I sensed heads turn toward us when it was my mom’s turn at the counter. I stared at my shoes as Mom politely answered the woman’s questions. “Yes, I’ve been looking for work.” I wasn’t sure why I felt so uncomfortable at the time, although I knew I didn’t want to go back. After she received her check she explained to me that she had paid into the system and now it was time to get her money back.

With the check securely locked in her purse, we spent the afternoon at the Short Hills Mall. She shopped and treated me to ice cream. Before returning home Mom reminded me, “Don’t tell your father what we bought. I’ll hide the bill when it comes in the mail.”

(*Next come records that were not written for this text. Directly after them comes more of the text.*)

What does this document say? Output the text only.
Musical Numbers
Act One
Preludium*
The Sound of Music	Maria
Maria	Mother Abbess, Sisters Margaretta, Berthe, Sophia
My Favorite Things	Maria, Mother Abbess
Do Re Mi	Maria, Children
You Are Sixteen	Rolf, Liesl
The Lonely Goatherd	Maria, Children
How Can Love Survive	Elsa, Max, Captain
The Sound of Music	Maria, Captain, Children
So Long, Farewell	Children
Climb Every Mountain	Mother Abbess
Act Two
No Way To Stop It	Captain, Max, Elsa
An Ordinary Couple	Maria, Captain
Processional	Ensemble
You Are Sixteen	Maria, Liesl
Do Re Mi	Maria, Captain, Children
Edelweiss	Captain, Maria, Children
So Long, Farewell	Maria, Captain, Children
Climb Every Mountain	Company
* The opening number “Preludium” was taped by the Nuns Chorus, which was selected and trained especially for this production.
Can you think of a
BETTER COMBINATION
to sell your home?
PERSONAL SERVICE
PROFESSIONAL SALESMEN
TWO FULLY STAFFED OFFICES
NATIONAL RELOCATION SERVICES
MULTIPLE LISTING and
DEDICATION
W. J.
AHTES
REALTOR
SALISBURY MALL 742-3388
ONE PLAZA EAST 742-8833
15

Years later I felt like I was following in Mom’s footsteps when I found myself in the unemployment line soon after the Pittsburgh Press proclaimed: Record Unemployment. Calling me into his corner office, I assumed my manager wanted me to feel special as he sat me down and told me, “You’re not being fired. You have been chosen as the employee we need to lay off.” “Why me?” I asked, surprised. I hadn’t seen this coming at all. “Mary complained you are making faces at her.”

How could I defend myself against this accusation? I was being let go because, apparently, I have no control what my face does. There are laws against discriminating on the basis of race, creed, color, age, disability, national origin, religion, military duty, genetics or gender. But to my knowledge, making involuntary facial expressions is not a protected class. Could it be a disability? I’ll need to find out.

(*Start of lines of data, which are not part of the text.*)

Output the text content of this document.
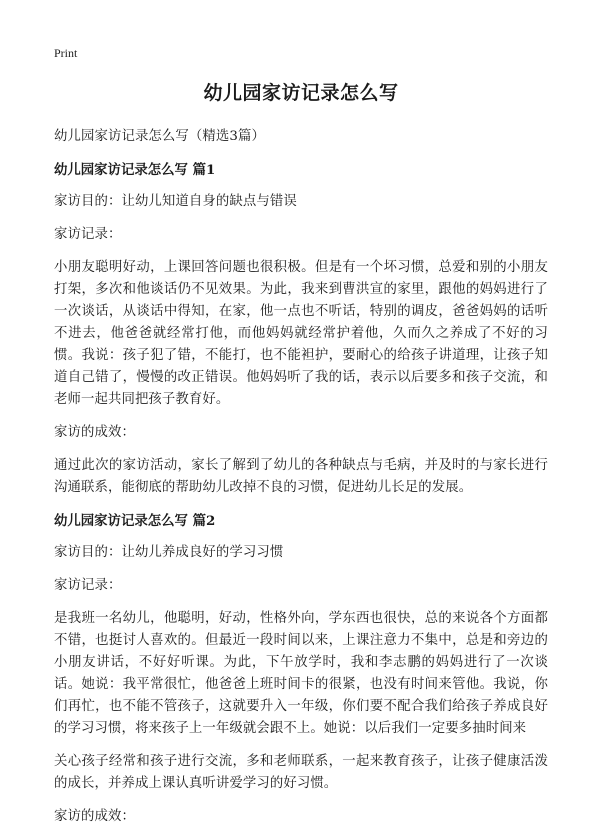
Print
幼儿园家访记录怎么写

幼儿园家访记录怎么写（精选3篇）

幼儿园家访记录怎么写 篇1

家访目的：让幼儿知道自身的缺点与错误

家访记录：

小朋友聪明好动，上课回答问题也很积极。但是有一个坏习惯，总爱和别的小朋友打架，多次和他谈话仍不见效果。为此，我来到曹洪宣的家里，跟他的妈妈进行了一次谈话，从谈话中得知，在家，他一点也不听话，特别的调皮，爸爸妈妈的话听不进去，他爸爸就经常打他，而他妈妈就经常护着他，久而久之养成了不好的习惯。我说：孩子犯了错，不能打，也不能袒护，要耐心的给孩子讲道理，让孩子知道自己错了，慢慢的改正错误。他妈妈听了我的话，表示以后要多和孩子交流，和老师一起共同把孩子教育好。

家访的成效：

通过此次的家访活动，家长了解到了幼儿的各种缺点与毛病，并及时的与家长进行沟通联系，能彻底的帮助幼儿改掉不良的习惯，促进幼儿长足的发展。

幼儿园家访记录怎么写 篇2

家访目的：让幼儿养成良好的学习习惯

家访记录：

是我班一名幼儿，他聪明，好动，性格外向，学东西也很快，总的来说各个方面都不错，也挺讨人喜欢的。但最近一段时间以来，上课注意力不集中，总是和旁边的小朋友讲话，不好好听课。为此，下午放学时，我和李志鹏的妈妈进行了一次谈话。她说：我平常很忙，他爸爸上班时间卡的很紧，也没有时间来管他。我说，你们再忙，也不能不管孩子，这就要升入一年级，你们要不配合我们给孩子养成良好的学习习惯，将来孩子上一年级就会跟不上。她说：以后我们一定要多抽时间来

关心孩子经常和孩子进行交流，多和老师联系，一起来教育孩子，让孩子健康活泼的成长，并养成上课认真听讲爱学习的好习惯。

家访的成效：
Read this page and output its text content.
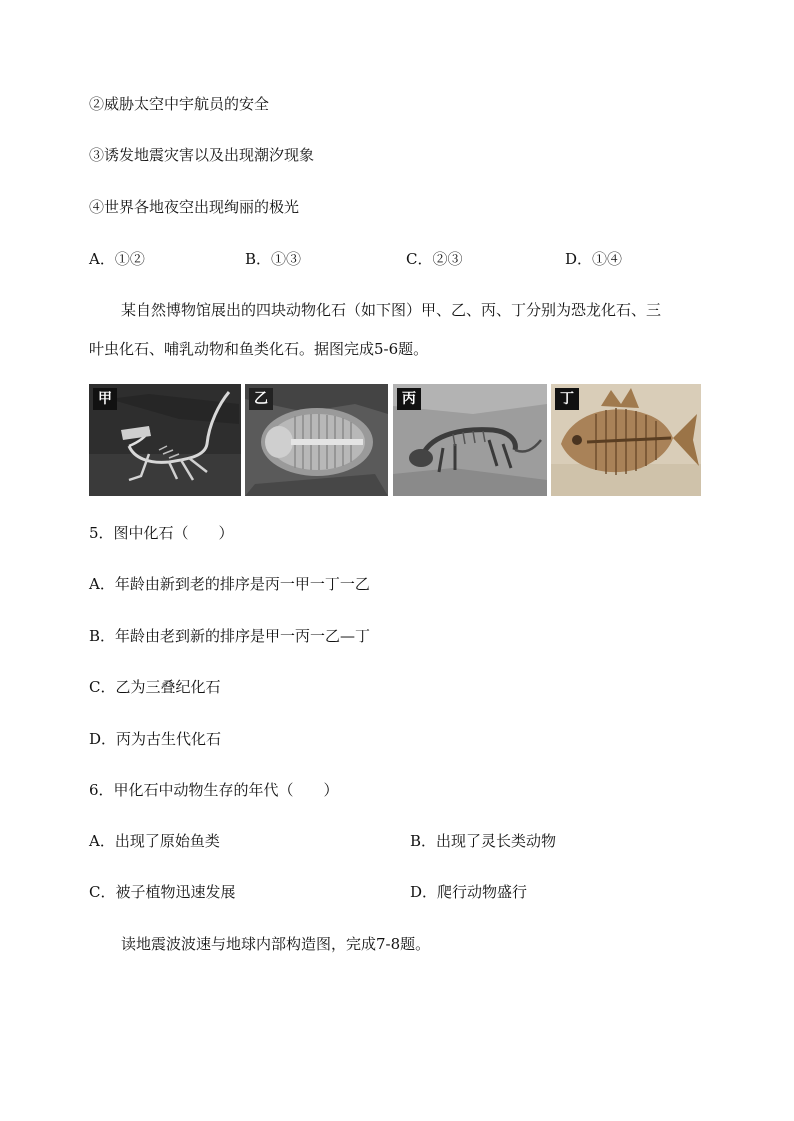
②威胁太空中宇航员的安全
③诱发地震灾害以及出现潮汐现象
④世界各地夜空出现绚丽的极光
A．①②	B．①③	C．②③	D．①④
某自然博物馆展出的四块动物化石（如下图）甲、乙、丙、丁分别为恐龙化石、三
叶虫化石、哺乳动物和鱼类化石。据图完成5-6题。
甲	乙	丙	丁
5．图中化石（　　）
A．年龄由新到老的排序是丙一甲一丁一乙
B．年龄由老到新的排序是甲一丙一乙—丁
C．乙为三叠纪化石
D．丙为古生代化石
6．甲化石中动物生存的年代（　　）
A．出现了原始鱼类	B．出现了灵长类动物
C．被子植物迅速发展	D．爬行动物盛行
读地震波波速与地球内部构造图，完成7-8题。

My second week on unemployment I begged the nice woman in front of me to hold my place in line while I ran to the ladies room to vomit. Wondering if it was the fish I’d had for dinner or the thought of the taxidermist I passed on the way to unemployment, I had no clue. I knew this visit would not end at an ice cream parlor.

The following day, while fitting me for my first pair of contact lenses, my eye doctor stepped back while I unceremoniously passed out in his chair. Surrounded by all the machinery for fitting glasses, I found myself awakening to the smell of ammonia just like a fainting scene in a period movie . Where am I? What’s going on? “Don’t worry,” my eye doctor assured me. “Some of my most successful contact lens wearers pass out their first time. Maybe you’re hungry.”

After I returned to the eye doctor after polishing off a huge pastrami on rye with extra pickles, I couldn’t help but think the vomiting and the fainting were more than a coincidence. I couldn’t be pregnant, could I? I had been trying ever since my involuntary job lay off. My brain was spinning. In those days, before the convenience of home pregnancy tests, women wanted to be pretty sure before we ran to the doctor to get the news. At home that night, obsessing again about making that doctor’s appointment as I dipped my kosher dill pickle into ketchup, I started worrying what the doctor would say if I wasn’t pregnant. What if he thinks I’m crazy? Or worse, what if he said, “relax, it’ll happen.” Doctors always belittle my concerns.

Finally, after throwing up every day for nearly a week, convinced I had a bad case of the flu, I finally made that doctor’s appointment to find out what was wrong with me. Yes, the rabbit died! The following week I fully expected to vomit again at the unemployment agency.

Life is not always fair. I should not have been laid off. However, in the grand scheme of things, stuff happens for a reason. Looking back, this was meant to be.

Have you ever been unjustly “let go”? Please share.